Anima migrante, laureata in economia. Lasciò tutto per l'America viaggiando in Transiberiana. Vive a Roma ma il suo cuore è a Tel Aviv

4 Risposte a “Un amore verybello”

  1. Leggendo ho rivisto Qual’cosa di travolgente, film carino di J. Demme, credo. Tutti dovremmo avere sempre un incontro come il protagonista e poi fa’ nulla se certi amori andranno ad impinguare quello specchio di mare bellissimo.. forse reso tale anche da certi lasciti appassionati.

  2. Milano, zona Parco Sempione.Fu con la spavalderia dei suoi 19 anni che varcò la soglia dell’Old Fashion quel sabato sera, capello naturalmente riccio (se lasciato libero di esprimersi) stirato a piombo giusto per lo spazio di una notte, minigonna, stivale alto e occhi bistrati di khol. Usava così.
    Lei non era propriamente bella, ma quando entrava in una stanza provocava uno spostamento d’aria che dirottava l’attenzione sulla sua presenza, e ne era consapevole.
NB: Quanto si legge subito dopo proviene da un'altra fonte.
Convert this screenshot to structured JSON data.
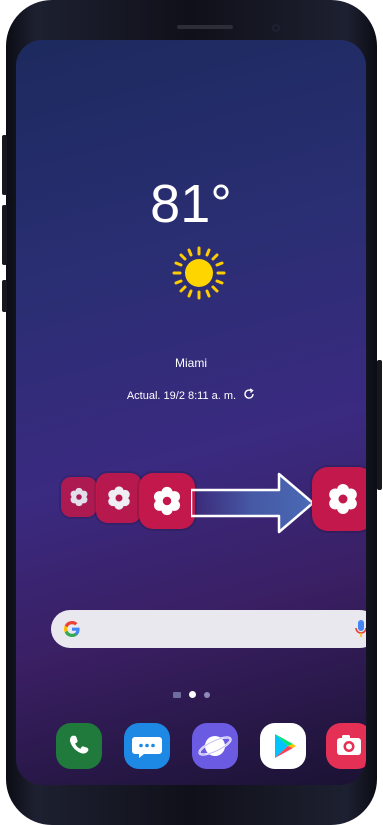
{
  "weather": {
    "temperature": "81°",
    "city": "Miami",
    "updated": "Actual. 19/2 8:11 a. m."
  },
  "search": {
    "placeholder": ""
  },
  "page_indicator": {
    "pages": 2,
    "current": 1
  },
  "dock": [
    {
      "name": "phone",
      "icon": "phone-icon"
    },
    {
      "name": "messages",
      "icon": "messages-icon"
    },
    {
      "name": "internet",
      "icon": "internet-icon"
    },
    {
      "name": "play-store",
      "icon": "play-store-icon"
    },
    {
      "name": "camera",
      "icon": "camera-icon"
    }
  ],
  "navigation": {
    "recent": "|||",
    "home": "○",
    "back": "<"
  },
  "colors": {
    "tile": "#c2184b",
    "arrow": "#4a6ab5",
    "sun": "#ffcc00"
  }
}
    Lo vide in un angolo del bar, mentre la voce di Donna Summer sussurrava “I feel love”: alto, elegante, bella faccia scolpita in qualche pietra levantina, fisico atletico. Puntò lo sguardo su di lui, sfacciatamente, e attese.
    Non dovette attendere molto.
    Percepì il suo odore un metro prima che lui le fosse di fronte, e azzerò qualsiasi programma. Lui disse ” Ma che ci facciamo qui?” Voce calda, leggermente nasale, lieve accento meridionale. Lei rispose “forse stiamo perdendo tempo” e si avvicinò di un altro passo. Lui le circondò le spalle con un braccio – ma non era ancora un abbraccio, piuttosto un invito – e disse “ho la macchina qui fuori”.
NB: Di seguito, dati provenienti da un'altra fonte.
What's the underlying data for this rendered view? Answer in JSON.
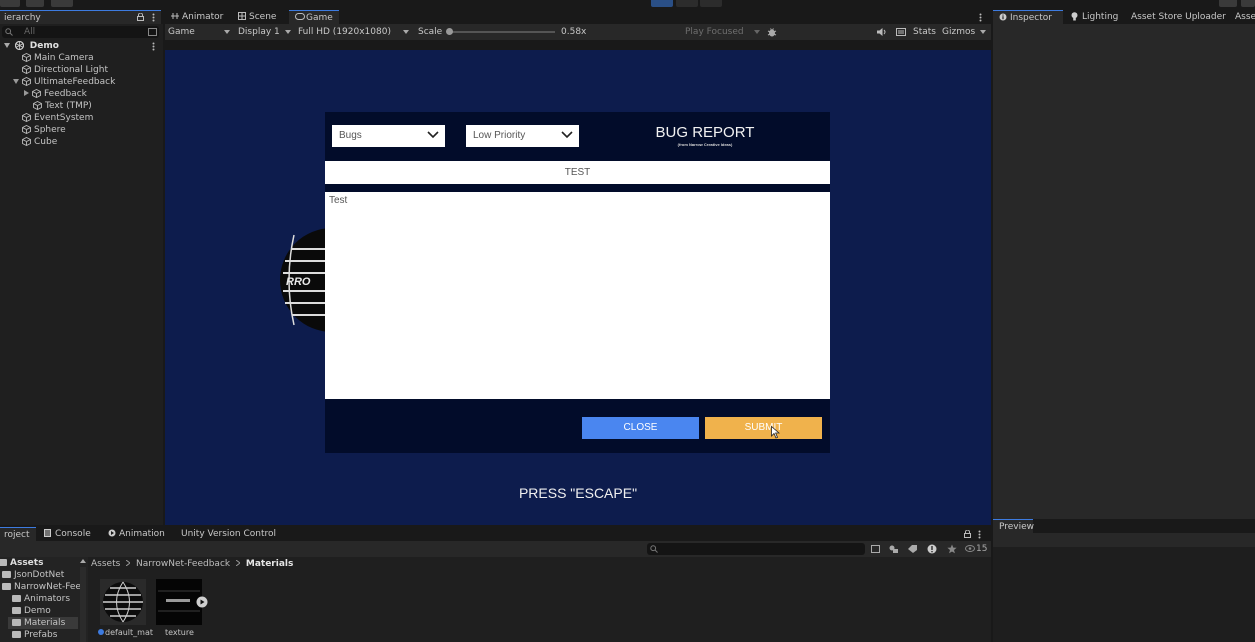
{
  "hierarchy": {
    "tab_label": "ierarchy",
    "search_placeholder": "All",
    "items": [
      {
        "label": "Demo",
        "depth": 0
      },
      {
        "label": "Main Camera",
        "depth": 1
      },
      {
        "label": "Directional Light",
        "depth": 1
      },
      {
        "label": "UltimateFeedback",
        "depth": 1
      },
      {
        "label": "Feedback",
        "depth": 2
      },
      {
        "label": "Text (TMP)",
        "depth": 2
      },
      {
        "label": "EventSystem",
        "depth": 1
      },
      {
        "label": "Sphere",
        "depth": 1
      },
      {
        "label": "Cube",
        "depth": 1
      }
    ]
  },
  "game_view": {
    "tabs": [
      {
        "label": "Animator"
      },
      {
        "label": "Scene"
      },
      {
        "label": "Game"
      }
    ],
    "toolbar": {
      "mode": "Game",
      "display": "Display 1",
      "resolution": "Full HD (1920x1080)",
      "scale_label": "Scale",
      "scale_value": "0.58x",
      "play_focused": "Play Focused",
      "stats": "Stats",
      "gizmos": "Gizmos"
    },
    "scale_level": 0.02,
    "sphere_text": "RRO"
  },
  "feedback_form": {
    "category": "Bugs",
    "priority": "Low Priority",
    "title": "BUG REPORT",
    "subtitle": "(from Narrow Creative Ideas)",
    "subject": "TEST",
    "body": "Test",
    "close_label": "CLOSE",
    "submit_label": "SUBMIT",
    "close_color": "#4a86f0",
    "submit_color": "#f0b24c"
  },
  "press_escape": "PRESS \"ESCAPE\"",
  "inspector": {
    "tabs": [
      {
        "label": "Inspector"
      },
      {
        "label": "Lighting"
      },
      {
        "label": "Asset Store Uploader"
      },
      {
        "label": "Asse"
      }
    ],
    "preview_label": "Preview"
  },
  "project": {
    "tabs": [
      {
        "label": "roject"
      },
      {
        "label": "Console"
      },
      {
        "label": "Animation"
      },
      {
        "label": "Unity Version Control"
      }
    ],
    "hidden_count": "15",
    "tree": [
      {
        "label": "Assets",
        "depth": 0
      },
      {
        "label": "JsonDotNet",
        "depth": 1
      },
      {
        "label": "NarrowNet-Fee",
        "depth": 1
      },
      {
        "label": "Animators",
        "depth": 2
      },
      {
        "label": "Demo",
        "depth": 2
      },
      {
        "label": "Materials",
        "depth": 2
      },
      {
        "label": "Prefabs",
        "depth": 2
      }
    ],
    "breadcrumb": [
      "Assets",
      "NarrowNet-Feedback",
      "Materials"
    ],
    "assets": [
      {
        "label": "default_mat"
      },
      {
        "label": "texture"
      }
    ]
  },
  "colors": {
    "game_bg": "#0d1c4d",
    "modal_bg": "#020c2a",
    "accent_blue": "#3d7be0"
  }
}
    Milano in una notte di primavera, su una vecchia Lancia con il cambio al volante. Sono Fernando, arrivo dalla provincia di Foggia e lavoro in SIP. Io invece sono milanese, frequento la Statale, lettere moderne. I soliti discorsi banali, che permettevano all’energia chimica di quell’incontro di fluire ed alimentarsi indisturbata.
    Traversa di viale Monza, casa di ringhiera, scale di pietra leggermente maleodoranti. La porta di casa scricchiolò leggermente quando lui la aprì. Fino a quel momento avevano camminato vicini, sfiorandosi di tanto in tanto – ma quasi involontariamente. Lui chiuse la porta.
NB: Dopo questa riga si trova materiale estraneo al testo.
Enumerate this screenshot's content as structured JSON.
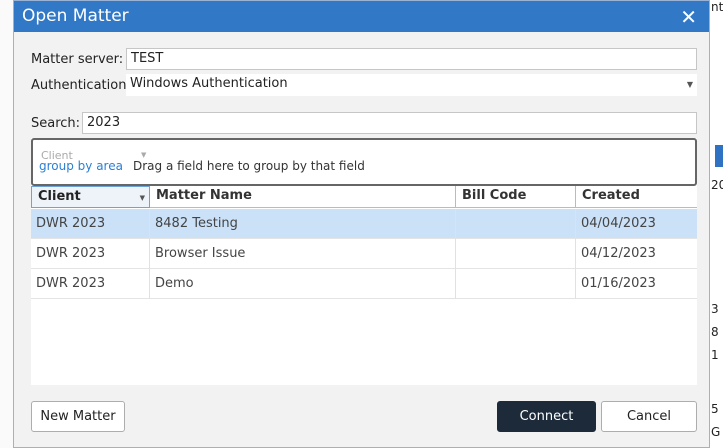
{
  "dialog": {
    "title": "Open Matter"
  },
  "form": {
    "server_label": "Matter server:",
    "server_value": "TEST",
    "auth_label": "Authentication:",
    "auth_value": "Windows Authentication",
    "search_label": "Search:",
    "search_value": "2023"
  },
  "grid": {
    "group_chip": "Client",
    "group_area_text": "group by area",
    "group_hint": "Drag a field here to group by that field",
    "columns": [
      "Client",
      "Matter Name",
      "Bill Code",
      "Created"
    ],
    "rows": [
      {
        "client": "DWR 2023",
        "matter": "8482 Testing",
        "bill": "",
        "created": "04/04/2023"
      },
      {
        "client": "DWR 2023",
        "matter": "Browser Issue",
        "bill": "",
        "created": "04/12/2023"
      },
      {
        "client": "DWR 2023",
        "matter": "Demo",
        "bill": "",
        "created": "01/16/2023"
      }
    ]
  },
  "buttons": {
    "new_matter": "New Matter",
    "connect": "Connect",
    "cancel": "Cancel"
  },
  "background": {
    "top_fragment": "nt",
    "side_fragments": [
      "20",
      "3",
      "8",
      "1",
      "5",
      "G"
    ]
  },
  "colors": {
    "titlebar": "#3178c6",
    "selected_row": "#cbe1f7",
    "primary_button": "#1c2a3a"
  }
}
    Poi, niente fu mai più come prima, per lei.
    Lei, unica figlia adorata di una famiglia piccolo borghese, lasciò casa e studi per seguire l’animo irrequieto di lui, ma lui le sfuggì di mano, con la stessa leggerezza con la quale le si era donato.
    Lei cercò e raccolse i brandelli della sua vita, abbassò la testa e riprese il cammino.
    Continuò a creare quel lieve ma deciso spostamento d’aria ogni volta che entrava in una stanza, e se ne servì scientemente.
    Ma non fece mai più quell’ultimo passo che azzera tutti i programmi, ben sapendo che quel tipo di amore e quel tipo di sofferenza possono essere sopportati solo una volta nella vita.
    Tuttavia, si ritenne sempre molto fortunata: nessuno avrebbe mai potuto cancellare tutto ciò che era stato, e tanto le bastava.

  3. cara Transiberiana,la storia di oggi ci riporta prepotentemente ad Eros, al suo calore, all’amour fou che tutto assorbe e condiziona. Al punto da farci commettere delle follie, o invece delle scelte molto coraggiose.
    Comunque sia andata, compiango colui che almeno una volta nella vita non ne sia stato travolto.
    Trovo infine particolarmente felice la scelta delle foto che, pur senza dire, suggeriscono alte storie…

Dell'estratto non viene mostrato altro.